Recently there has been a resurgence of debate about a minor aspect of Rwanda’s political history, the death of former president, Juvenal Habyarimana.
This debate puzzles many who take more than simply a fleeting interest in Rwanda’s history — because it seems to elevate Habyarimana’s death to the status of an historical event worthy of special attention.
Yet it was but one death among the hundreds of thousands that occurred before and after his plane was shot down, many, if not all of them, a direct result of the sectarian politics and policies that he and like-minded post-colonial political elites practised for more than 30 years.
Equally puzzling is the amount of newspaper space and broadcast airtime taken up by expert analyses, some of them recycled, of what any new angle to the controversy may imply for the current government of Rwanda and its officials, some of whom stand accused of being the brains and hands behind the killing.

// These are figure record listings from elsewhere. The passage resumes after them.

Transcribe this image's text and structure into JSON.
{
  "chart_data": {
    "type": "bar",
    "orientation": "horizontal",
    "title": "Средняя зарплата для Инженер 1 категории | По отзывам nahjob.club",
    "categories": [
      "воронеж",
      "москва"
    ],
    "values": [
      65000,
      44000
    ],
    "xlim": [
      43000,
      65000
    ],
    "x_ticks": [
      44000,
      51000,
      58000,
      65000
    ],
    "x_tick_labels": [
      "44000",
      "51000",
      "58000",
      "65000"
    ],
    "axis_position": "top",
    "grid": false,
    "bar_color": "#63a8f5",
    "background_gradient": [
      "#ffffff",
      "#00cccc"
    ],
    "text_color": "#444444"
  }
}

This discussion is informed mainly by the fact that the crew of the plane in which he died consisted of foreign nationals, French citizens to be precise.
Their families are bent on pursuing the matter through their public institutions including the courts, the same courts that have persistently blocked the extradition to Rwanda of fugitives accused of participating in the planning of the genocide and the elimination of Habyarimana’s political opponents and their supporters, regardless of their ethnicity.
It is as if to suggest that the families of Rwandan victims were not as deserving of justice.
Pre-genocide evils
There is also a view within some quarters that the question of who shot down Habyarimana’s plane derives its importance from the link between that single incident and the beginning of the genocide.